Inuyashiki is a show about two people, one a teenager and the other a man in his 50s, who get abducted by space aliens or something (the viewer never really find out) and are killed. The aliens, who seem to have a conscience about killing humans, decide to replace the humans, however they replace them as superpowered robots that have a full range of technical, digital, and healing powers. This all happens in the first episode.

The elder man struggles to learn how to use his powers. He achieves a certain amount of competence to go around saving people in emergency situations, and curing terminally ill patients at the hospital. The teenager learns quickly – the viewer never even sees his learning process, he just knows how to use it fluently. He doesn’t cure people though, he kills people anonymously for fun. Then, the teen begins to struggle with the consequences of his actions.

The meaning of Inuyashiki is pretty blunt: our society is giving powerful technology to younger generations before they are ready for it, before they can understand the consequences of their actions. The adults, who traditionally have passed down society and values to younger generations, are struggling just to understand how the mechanics of society.

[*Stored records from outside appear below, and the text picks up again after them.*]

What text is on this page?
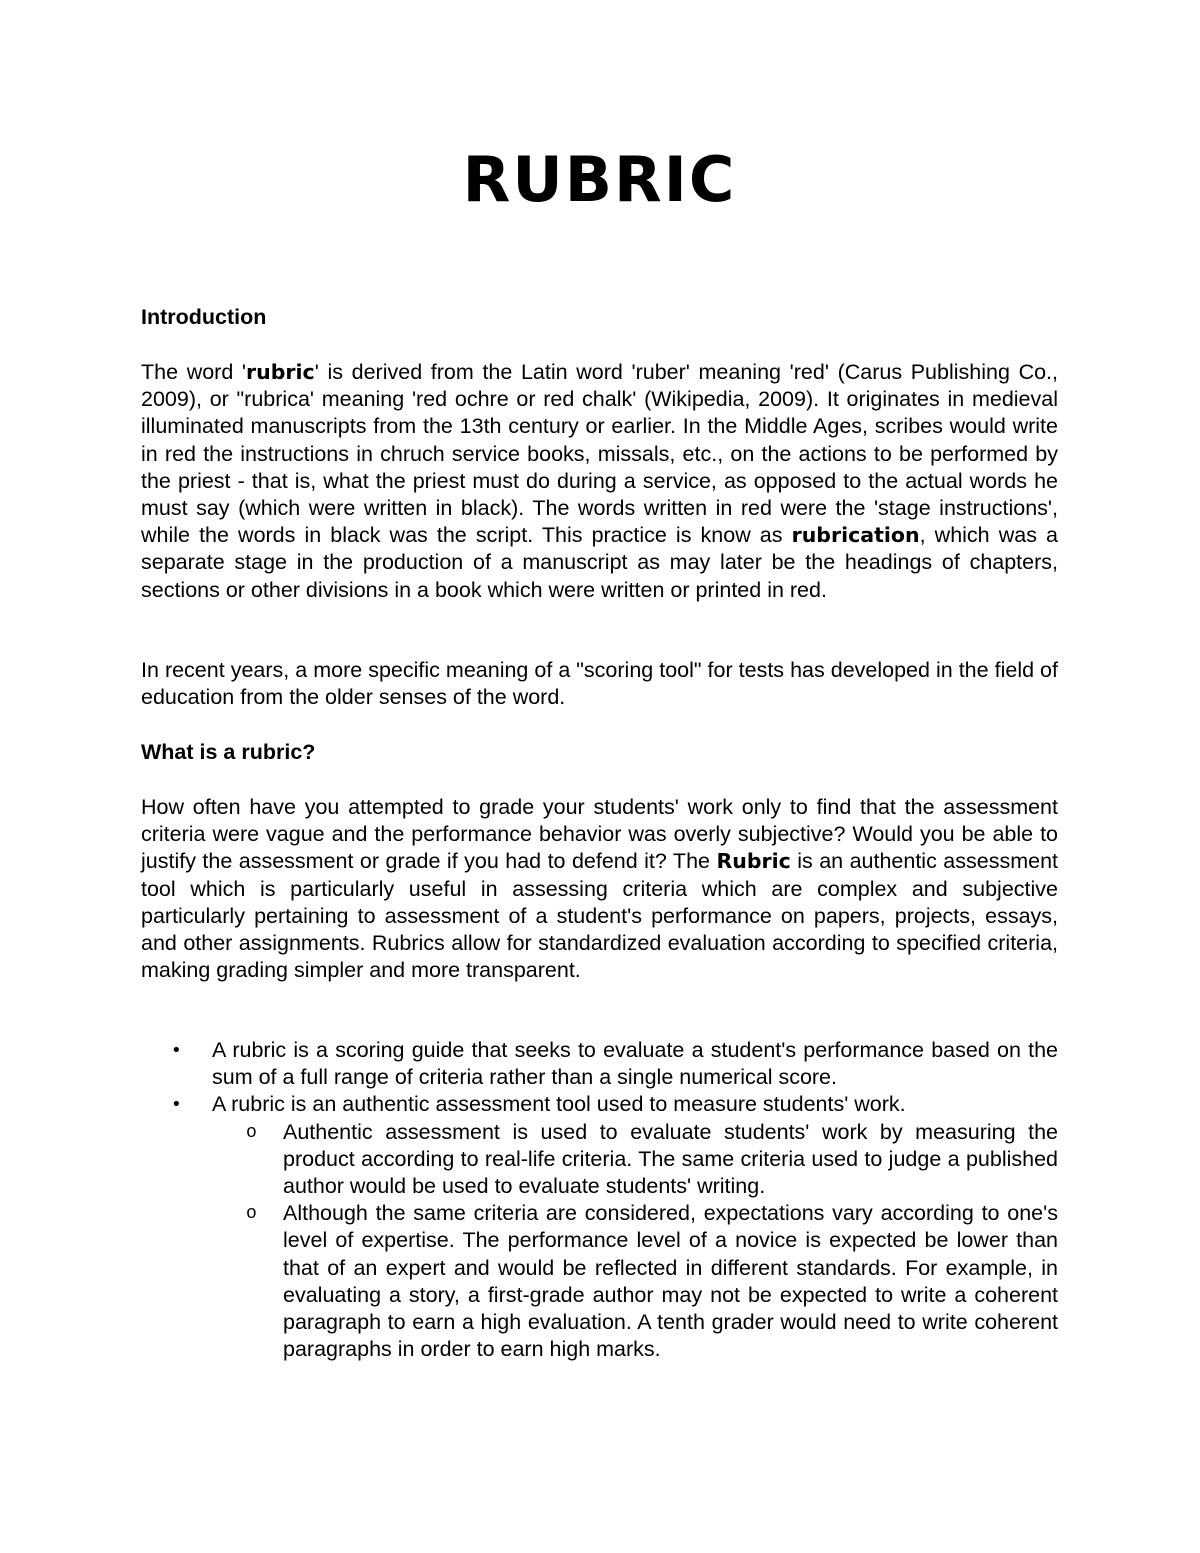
RUBRIC
Introduction

The word 'rubric' is derived from the Latin word 'ruber' meaning 'red' (Carus Publishing Co., 2009), or "rubrica' meaning 'red ochre or red chalk' (Wikipedia, 2009). It originates in medieval illuminated manuscripts from the 13th century or earlier. In the Middle Ages, scribes would write in red the instructions in chruch service books, missals, etc., on the actions to be performed by the priest - that is, what the priest must do during a service, as opposed to the actual words he must say (which were written in black). The words written in red were the 'stage instructions', while the words in black was the script. This practice is know as rubrication, which was a separate stage in the production of a manuscript as may later be the headings of chapters, sections or other divisions in a book which were written or printed in red.

In recent years, a more specific meaning of a "scoring tool" for tests has developed in the field of education from the older senses of the word.

What is a rubric?

How often have you attempted to grade your students' work only to find that the assessment criteria were vague and the performance behavior was overly subjective? Would you be able to justify the assessment or grade if you had to defend it? The Rubric is an authentic assessment tool which is particularly useful in assessing criteria which are complex and subjective particularly pertaining to assessment of a student's performance on papers, projects, essays, and other assignments. Rubrics allow for standardized evaluation according to specified criteria, making grading simpler and more transparent.

• A rubric is a scoring guide that seeks to evaluate a student's performance based on the sum of a full range of criteria rather than a single numerical score.
• A rubric is an authentic assessment tool used to measure students' work.
o Authentic assessment is used to evaluate students' work by measuring the product according to real-life criteria. The same criteria used to judge a published author would be used to evaluate students' writing.
o Although the same criteria are considered, expectations vary according to one's level of expertise. The performance level of a novice is expected be lower than that of an expert and would be reflected in different standards. For example, in evaluating a story, a first-grade author may not be expected to write a coherent paragraph to earn a high evaluation. A tenth grader would need to write coherent paragraphs in order to earn high marks.
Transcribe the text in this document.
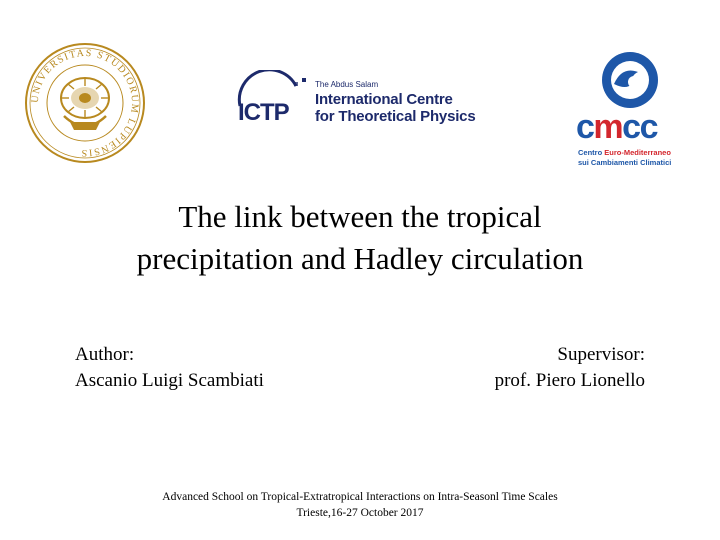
UNIVERSITAS STUDIORUM LUPIENSIS
ICTP
The Abdus Salam
International Centre
for Theoretical Physics	cmcc
Centro Euro-Mediterraneo
sui Cambiamenti Climatici
The link between the tropical
precipitation and Hadley circulation
Author:
Ascanio Luigi Scambiati
Supervisor:
prof. Piero Lionello
Advanced School on Tropical-Extratropical Interactions on Intra-Seasonl Time Scales
Trieste,16-27 October 2017
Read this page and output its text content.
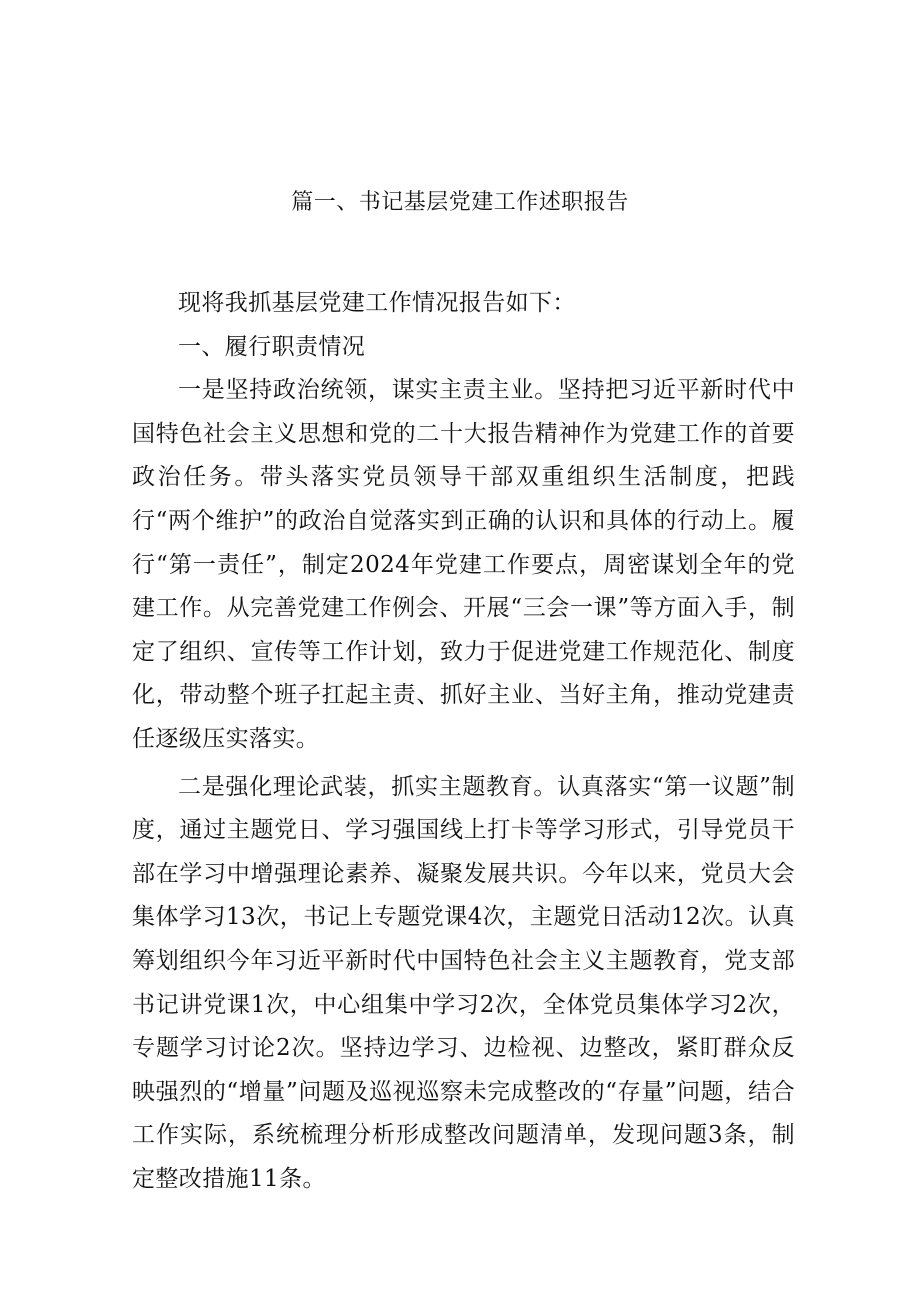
篇一、书记基层党建工作述职报告

现将我抓基层党建工作情况报告如下：

一、履行职责情况

一是坚持政治统领，谋实主责主业。坚持把习近平新时代中国特色社会主义思想和党的二十大报告精神作为党建工作的首要政治任务。带头落实党员领导干部双重组织生活制度，把践行“两个维护”的政治自觉落实到正确的认识和具体的行动上。履行“第一责任”，制定2024年党建工作要点，周密谋划全年的党建工作。从完善党建工作例会、开展“三会一课”等方面入手，制定了组织、宣传等工作计划，致力于促进党建工作规范化、制度化，带动整个班子扛起主责、抓好主业、当好主角，推动党建责任逐级压实落实。

二是强化理论武装，抓实主题教育。认真落实“第一议题”制度，通过主题党日、学习强国线上打卡等学习形式，引导党员干部在学习中增强理论素养、凝聚发展共识。今年以来，党员大会集体学习13次，书记上专题党课4次，主题党日活动12次。认真筹划组织今年习近平新时代中国特色社会主义主题教育，党支部书记讲党课1次，中心组集中学习2次，全体党员集体学习2次，专题学习讨论2次。坚持边学习、边检视、边整改，紧盯群众反映强烈的“增量”问题及巡视巡察未完成整改的“存量”问题，结合工作实际，系统梳理分析形成整改问题清单，发现问题3条，制定整改措施11条。
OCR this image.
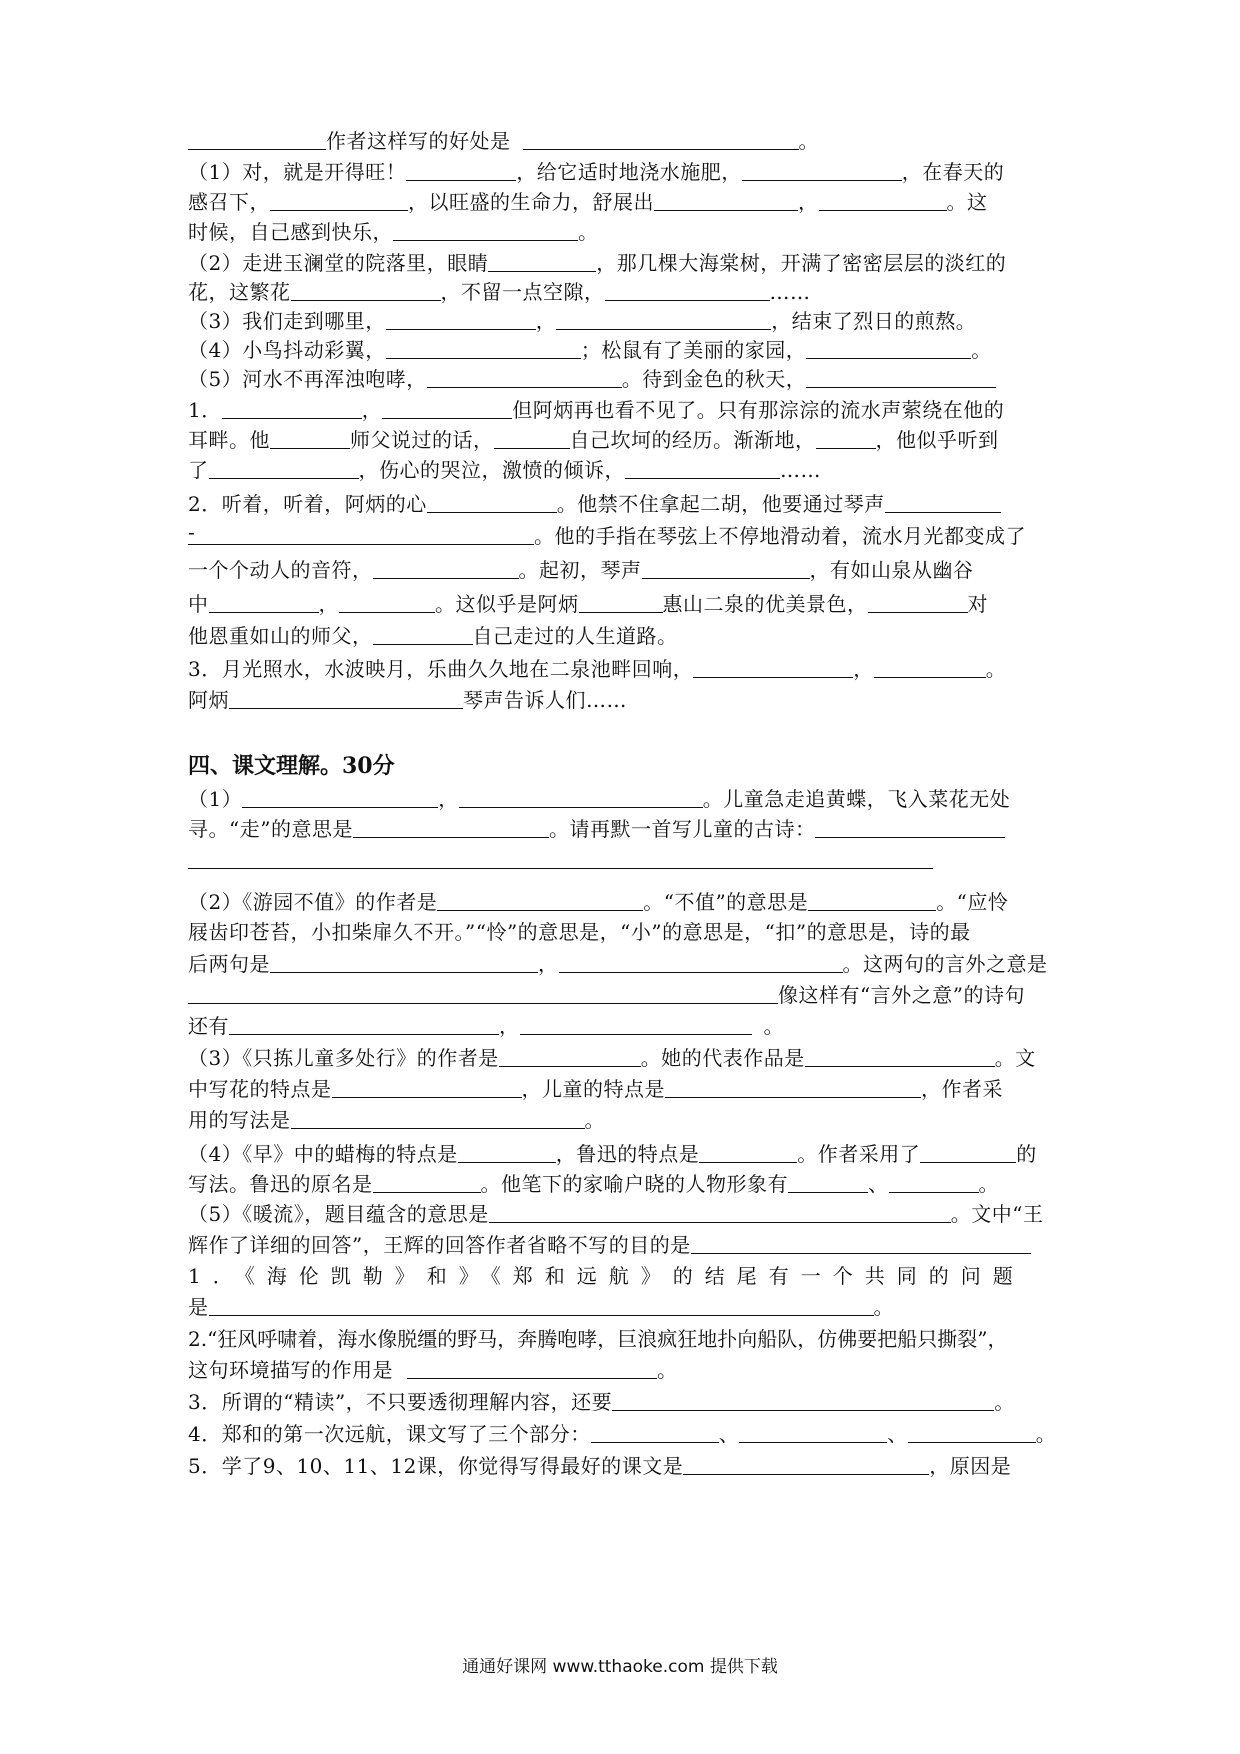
作者这样写的好处是	。
（1）对，就是开得旺！	，给它适时地浇水施肥，	，在春天的
感召下，	，以旺盛的生命力，舒展出	，	。这
时候，自己感到快乐，	。
（2）走进玉澜堂的院落里，眼睛	，那几棵大海棠树，开满了密密层层的淡红的
花，这繁花	，不留一点空隙，	……
（3）我们走到哪里，	，	，结束了烈日的煎熬。
（4）小鸟抖动彩翼，	；松鼠有了美丽的家园，	。
（5）河水不再浑浊咆哮，	。待到金色的秋天，
1．	，	但阿炳再也看不见了。只有那淙淙的流水声萦绕在他的
耳畔。他	师父说过的话，	自己坎坷的经历。渐渐地，	，他似乎听到
了	，伤心的哭泣，激愤的倾诉，	……
2．听着，听着，阿炳的心	。他禁不住拿起二胡，他要通过琴声
-	。他的手指在琴弦上不停地滑动着，流水月光都变成了
一个个动人的音符，	。起初，琴声	，有如山泉从幽谷
中	，	。这似乎是阿炳	惠山二泉的优美景色，	对
他恩重如山的师父，	自己走过的人生道路。
3．月光照水，水波映月，乐曲久久地在二泉池畔回响，	，	。
阿炳	琴声告诉人们……
四、课文理解。30分
（1）	，	。儿童急走追黄蝶，飞入菜花无处
寻。“走”的意思是	。请再默一首写儿童的古诗：
（2）《游园不值》的作者是	。“不值”的意思是	。“应怜
屐齿印苍苔，小扣柴扉久不开。”“怜”的意思是，“小”的意思是，“扣”的意思是，诗的最
后两句是	，	。这两句的言外之意是
像这样有“言外之意”的诗句
还有	，	。
（3）《只拣儿童多处行》的作者是	。她的代表作品是	。文
中写花的特点是	，儿童的特点是	，作者采
用的写法是	。
（4）《早》中的蜡梅的特点是	，鲁迅的特点是	。作者采用了	的
写法。鲁迅的原名是	。他笔下的家喻户晓的人物形象有	、	。
（5）《暖流》，题目蕴含的意思是	。文中“王
辉作了详细的回答”，王辉的回答作者省略不写的目的是
1．《海伦凯勒》和》《郑和远航》的结尾有一个共同的问题
是	。
2.“狂风呼啸着，海水像脱缰的野马，奔腾咆哮，巨浪疯狂地扑向船队，仿佛要把船只撕裂”，
这句环境描写的作用是	。
3．所谓的“精读”，不只要透彻理解内容，还要	。
4．郑和的第一次远航，课文写了三个部分：	、	、	。
5．学了9、10、11、12课，你觉得写得最好的课文是	，原因是
通通好课网 www.tthaoke.com 提供下载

Younger people are proficient at using technology but lack substance in their purpose (so the show states, very generally). Society risks falling apart because of this gap. Inuyashiki has strong things to say about smartphone use and trolling, among other tech related behaviors.

This was a good show, a bit disturbing in its violence, so definitely not for kids. It was also a quick watch at only 11 episodes.

“The Gestalt has a head and hands, organs and a mind. But the most human thing about anyone is a thing he learns”

Related – I also recently just finished re-reading More than Human, an old sci-fi novel about a group of odd kids and emotionally unstable people who form a new type of higher being through their telekinetic powers and mind communication.

The message in MTH, we find out at the end, is that this “new being” has always been incomplete because they’ve lacked a sense of ethics or morality. The human that fills this role role of ‘conscience’ is spectacularly unspectacular, but this is what ethics is. Not flashy, and very necessary. This with this new member, the being is able to advance into a new realm of existence. The reader gets a glimpse of this at the end, which is fantastic.


Both Inuyashiki and More than Human are relevant today because they are telling us, 60 years apart, that sure it’s great to know how to do things, but unless we have knowledge and balance about what we are doing, things can go haywire quickly. ‘What’ matters just as much as ‘How’. Teach substance.